August 13, 2022
Indian-born novelist Sir Salman Rushdie, who was stabbed while performing in New York, has received death threats over his work during a five-decade literary career.
Many of the 75-year-old’s books have been hugely successful, with his second novel, Midnight’s Children, winning the Booker Prize in 1981.
To read also on BBC Africa:
But it was his fourth novel, The Satanic Verses, published in 1988, that became his most controversial work – sparking international turmoil unprecedented in scale.
Death threats were made once morest Rushdie, who was forced into hiding following it was published, and the British government placed the author under police protection.
The UK and Iran have severed diplomatic ties, but across the Western world authors and scholars have denounced the threat to free speech posed by the Muslim reaction to the book.
A fatwa – or decree – calling for the novelist’s assassination was issued by Ayatollah Ruhollah Khomeini, Iran’s supreme leader, in 1989 – the year following the book was published.
Salman Rushdie was born in Bombay two months before India’s independence from Britain.
Aged 14, he was sent to England and rugby school, later earning an honors degree in history at Kings College, Cambridge.
He became a British citizen and gave up his Muslim faith. He worked briefly as an actor – he had been in the Cambridge Footlights – then as a copywriter, while writing novels.
His first published book, Grimus, was not a huge success, but some critics saw him as an author with significant potential.
Rushdie took five years to write his second book, Midnight’s Children, which won the Booker Prize in 1981, was widely acclaimed and sold half a million copies.
Where Midnight’s Children was regarding India, Rushdie’s third novel, Shame, released in 1983, was regarding a thinly disguised Pakistan. Four years later, Rushdie wrote The Jaguar Smile, an account of a trip to Nicaragua.
In September 1988, the work that would put his life in danger, The Satanic Verses, was published. The surreal and post-modern novel aroused outrage among some Muslims, who considered its content to be blasphemous.
India was the first country to ban it. Pakistan followed suit, as did various other Muslim countries and South Africa.
The novel received acclaim in many quarters and won the Whitbread Prize for Novels. But the backlash over the book intensified, and two months later street protests escalated.
Muslims considered this an insult to Islam. They objected – among other things – to two prostitutes in the book being given the names of the Prophet Muhammad’s wives.
The title of the book referred to two verses removed by Mohammad from the Quran, as he believed they were inspired by the devil.

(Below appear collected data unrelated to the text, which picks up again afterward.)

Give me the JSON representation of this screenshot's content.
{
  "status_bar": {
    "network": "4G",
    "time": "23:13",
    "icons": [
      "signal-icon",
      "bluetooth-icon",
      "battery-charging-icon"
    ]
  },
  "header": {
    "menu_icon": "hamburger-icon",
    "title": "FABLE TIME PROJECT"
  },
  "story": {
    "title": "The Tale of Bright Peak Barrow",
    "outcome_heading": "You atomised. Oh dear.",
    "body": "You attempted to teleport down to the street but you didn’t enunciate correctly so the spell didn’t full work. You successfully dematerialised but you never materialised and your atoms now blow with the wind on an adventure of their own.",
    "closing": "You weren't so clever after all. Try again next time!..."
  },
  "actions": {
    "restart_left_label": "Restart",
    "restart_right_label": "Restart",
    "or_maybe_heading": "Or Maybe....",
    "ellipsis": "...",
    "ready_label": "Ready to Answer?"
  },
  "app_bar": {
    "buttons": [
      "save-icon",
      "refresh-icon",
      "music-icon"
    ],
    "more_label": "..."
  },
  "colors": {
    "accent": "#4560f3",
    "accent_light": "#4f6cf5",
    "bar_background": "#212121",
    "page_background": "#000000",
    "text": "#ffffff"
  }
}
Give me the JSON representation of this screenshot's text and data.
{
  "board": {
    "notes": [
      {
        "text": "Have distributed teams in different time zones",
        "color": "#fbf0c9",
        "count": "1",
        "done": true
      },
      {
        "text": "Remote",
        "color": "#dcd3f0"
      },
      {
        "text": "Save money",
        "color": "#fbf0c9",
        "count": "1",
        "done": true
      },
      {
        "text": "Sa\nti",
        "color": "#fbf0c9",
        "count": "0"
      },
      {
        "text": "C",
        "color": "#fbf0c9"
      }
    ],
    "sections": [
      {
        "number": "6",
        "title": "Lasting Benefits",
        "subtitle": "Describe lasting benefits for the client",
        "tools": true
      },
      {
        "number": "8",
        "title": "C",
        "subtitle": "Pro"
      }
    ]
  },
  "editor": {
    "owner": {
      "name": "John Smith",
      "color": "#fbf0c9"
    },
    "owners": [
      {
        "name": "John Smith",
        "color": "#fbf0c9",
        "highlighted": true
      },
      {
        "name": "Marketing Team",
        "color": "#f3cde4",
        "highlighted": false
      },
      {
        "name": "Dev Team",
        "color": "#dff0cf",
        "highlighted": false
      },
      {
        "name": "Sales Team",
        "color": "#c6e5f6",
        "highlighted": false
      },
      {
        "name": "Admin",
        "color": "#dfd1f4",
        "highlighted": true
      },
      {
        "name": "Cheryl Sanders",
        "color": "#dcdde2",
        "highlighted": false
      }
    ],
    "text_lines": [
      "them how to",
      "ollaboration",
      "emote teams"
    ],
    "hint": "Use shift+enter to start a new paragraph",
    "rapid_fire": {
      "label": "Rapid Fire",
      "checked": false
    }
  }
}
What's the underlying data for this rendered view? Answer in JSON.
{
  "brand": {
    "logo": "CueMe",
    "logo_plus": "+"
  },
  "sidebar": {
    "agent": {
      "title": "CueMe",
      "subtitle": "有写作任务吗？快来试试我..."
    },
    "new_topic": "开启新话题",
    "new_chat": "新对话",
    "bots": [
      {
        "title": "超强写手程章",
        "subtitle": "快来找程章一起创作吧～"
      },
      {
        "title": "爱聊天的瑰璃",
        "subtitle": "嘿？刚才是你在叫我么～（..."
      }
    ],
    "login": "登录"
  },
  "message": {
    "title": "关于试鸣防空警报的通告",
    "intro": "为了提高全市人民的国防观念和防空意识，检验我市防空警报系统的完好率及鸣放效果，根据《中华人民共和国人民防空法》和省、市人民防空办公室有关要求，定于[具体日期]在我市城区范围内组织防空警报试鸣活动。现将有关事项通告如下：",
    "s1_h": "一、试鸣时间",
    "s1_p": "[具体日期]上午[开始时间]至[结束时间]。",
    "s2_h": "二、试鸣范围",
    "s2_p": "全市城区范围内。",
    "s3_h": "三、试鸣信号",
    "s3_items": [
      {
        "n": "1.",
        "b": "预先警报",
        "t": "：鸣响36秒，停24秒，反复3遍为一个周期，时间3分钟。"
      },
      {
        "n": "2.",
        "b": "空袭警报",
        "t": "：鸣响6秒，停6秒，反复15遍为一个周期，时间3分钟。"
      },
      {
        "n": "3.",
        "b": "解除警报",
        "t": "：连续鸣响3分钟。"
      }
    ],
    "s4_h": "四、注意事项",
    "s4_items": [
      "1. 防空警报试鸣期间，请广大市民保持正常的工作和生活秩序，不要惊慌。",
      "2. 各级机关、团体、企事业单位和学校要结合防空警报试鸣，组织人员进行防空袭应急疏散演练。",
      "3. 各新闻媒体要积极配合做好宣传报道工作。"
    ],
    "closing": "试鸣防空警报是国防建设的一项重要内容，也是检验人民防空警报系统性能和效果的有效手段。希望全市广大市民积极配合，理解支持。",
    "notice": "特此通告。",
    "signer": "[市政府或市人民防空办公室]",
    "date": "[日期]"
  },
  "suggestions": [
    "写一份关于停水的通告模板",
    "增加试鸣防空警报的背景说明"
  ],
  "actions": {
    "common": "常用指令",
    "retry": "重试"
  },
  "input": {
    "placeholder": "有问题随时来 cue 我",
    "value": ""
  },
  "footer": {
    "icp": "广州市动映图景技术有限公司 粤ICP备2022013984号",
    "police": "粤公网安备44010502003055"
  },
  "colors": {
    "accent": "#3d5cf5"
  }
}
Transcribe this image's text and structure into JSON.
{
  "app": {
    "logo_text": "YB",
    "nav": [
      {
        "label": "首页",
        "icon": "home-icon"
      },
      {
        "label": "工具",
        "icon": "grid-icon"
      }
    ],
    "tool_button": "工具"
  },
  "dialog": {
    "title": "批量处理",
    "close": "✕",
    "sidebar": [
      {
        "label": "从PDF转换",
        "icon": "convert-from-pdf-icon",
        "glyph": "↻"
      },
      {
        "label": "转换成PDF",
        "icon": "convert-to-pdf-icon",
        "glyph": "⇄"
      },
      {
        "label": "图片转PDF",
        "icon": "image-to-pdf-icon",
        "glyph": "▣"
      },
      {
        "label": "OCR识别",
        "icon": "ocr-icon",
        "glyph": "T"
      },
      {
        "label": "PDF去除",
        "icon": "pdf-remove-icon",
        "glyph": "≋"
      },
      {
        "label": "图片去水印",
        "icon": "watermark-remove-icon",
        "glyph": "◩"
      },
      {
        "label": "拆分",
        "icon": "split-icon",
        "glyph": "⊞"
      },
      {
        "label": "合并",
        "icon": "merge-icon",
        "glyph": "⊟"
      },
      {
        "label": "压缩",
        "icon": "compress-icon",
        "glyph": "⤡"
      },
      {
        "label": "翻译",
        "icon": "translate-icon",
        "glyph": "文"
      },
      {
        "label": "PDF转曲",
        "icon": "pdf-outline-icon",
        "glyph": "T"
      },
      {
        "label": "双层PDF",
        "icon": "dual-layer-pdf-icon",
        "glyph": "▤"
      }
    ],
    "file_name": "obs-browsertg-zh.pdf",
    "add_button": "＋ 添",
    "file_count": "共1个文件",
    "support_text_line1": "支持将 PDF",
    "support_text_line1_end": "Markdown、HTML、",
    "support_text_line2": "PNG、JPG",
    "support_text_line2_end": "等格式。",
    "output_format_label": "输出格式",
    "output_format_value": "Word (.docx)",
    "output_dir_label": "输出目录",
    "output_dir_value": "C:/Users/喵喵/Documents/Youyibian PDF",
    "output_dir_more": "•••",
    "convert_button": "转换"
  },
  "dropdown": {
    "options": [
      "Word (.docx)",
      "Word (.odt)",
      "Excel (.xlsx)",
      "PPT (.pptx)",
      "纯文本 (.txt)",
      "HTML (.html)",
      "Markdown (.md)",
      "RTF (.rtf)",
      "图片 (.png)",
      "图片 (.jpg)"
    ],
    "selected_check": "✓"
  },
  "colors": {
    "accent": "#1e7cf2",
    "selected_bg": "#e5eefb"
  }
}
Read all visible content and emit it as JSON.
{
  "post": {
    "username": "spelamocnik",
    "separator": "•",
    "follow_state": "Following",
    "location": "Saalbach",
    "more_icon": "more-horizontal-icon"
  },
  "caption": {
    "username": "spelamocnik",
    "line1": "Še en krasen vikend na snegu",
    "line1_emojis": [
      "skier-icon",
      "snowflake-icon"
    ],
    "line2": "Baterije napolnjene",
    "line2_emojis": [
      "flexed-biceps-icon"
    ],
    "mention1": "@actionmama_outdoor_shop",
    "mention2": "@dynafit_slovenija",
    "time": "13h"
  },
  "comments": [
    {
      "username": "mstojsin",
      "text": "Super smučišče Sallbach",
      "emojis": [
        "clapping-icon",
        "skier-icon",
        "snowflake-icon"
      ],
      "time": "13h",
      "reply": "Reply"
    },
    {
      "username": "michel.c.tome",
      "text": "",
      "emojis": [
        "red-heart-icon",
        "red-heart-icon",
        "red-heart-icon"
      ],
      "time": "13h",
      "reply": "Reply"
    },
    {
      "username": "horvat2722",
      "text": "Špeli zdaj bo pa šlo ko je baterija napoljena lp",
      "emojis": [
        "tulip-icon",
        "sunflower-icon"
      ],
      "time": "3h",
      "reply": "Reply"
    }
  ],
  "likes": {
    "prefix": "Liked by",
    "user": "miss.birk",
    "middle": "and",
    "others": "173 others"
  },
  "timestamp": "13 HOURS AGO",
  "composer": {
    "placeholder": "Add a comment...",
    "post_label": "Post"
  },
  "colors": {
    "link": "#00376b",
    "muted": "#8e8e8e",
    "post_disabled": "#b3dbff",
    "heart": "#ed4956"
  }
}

In January 1989, Muslims in Bradford ritually burned a copy of the book, and newsagents WHSmith ceased displaying it there. Rushdie denied the blasphemy charges.
In February, people were killed in anti-Rushdie riots across the subcontinent, the British Embassy in Tehran was ransacked and the author’s head was put on the back burner.
Meanwhile, in the UK, some Muslim leaders have called for moderation, others have backed the ayatollah. The United States, France and other Western countries condemned the death threat.
Rushdie – now in hiding with his wife in police custody – expressed deep regret for the distress he had caused Muslims, but the Ayatollah renewed his call for the perpetrator’s death.
The London offices of Viking Penguin, the publishers, were picketed and death threats were received at the New York office.
But the book became a bestseller on both sides of the Atlantic. Protests once morest the extreme Muslim reaction have been supported by EEC countries, all of which have temporarily recalled their ambassadors from Tehran.
But the author was not the only one to be threatened on the contents of the book.
The Japanese translator of The Satanic Verses was found dead at a university northeast of Tokyo in July 1991.
Police said the translator, Hitoshi Igarashi, who worked as an assistant professor of comparative culture, was stabbed multiple times and left in the hallway outside his office at Tsukuba University.
Earlier that same month, the Italian translator, Ettore Capriolo, was stabbed in his flat in Milan, although he survived the attack.
The death sentence – fatwa – once morest Rushdie ceased to be formally supported by Iran in 1998.
Rushdie’s later books include a children’s novel, Haroun and the Sea of Stories (1990), a book of essays, Imaginary Homelands (1991), and the East, West (1994) novels, The Moor’s Last Sigh ( 1995), The Ground Beneath His Feet (1999) and Fury (2001). He took part in the stage adaptation of Midnight’s Children which premiered in London in 2003.
Over the past two decades he has published Shalimar the Clown, The Enchantress of Florence, Two Years Eight Months and Twenty-Eight Nights, The Golden House and Quixote.
Rushdie has been married four times and has two children. He now lives in the United States and was knighted in 2007 for his services to literature.
In 2012, he published Joseph Anton: A Memoir, an account of his life following the controversy over The Satanic Verses.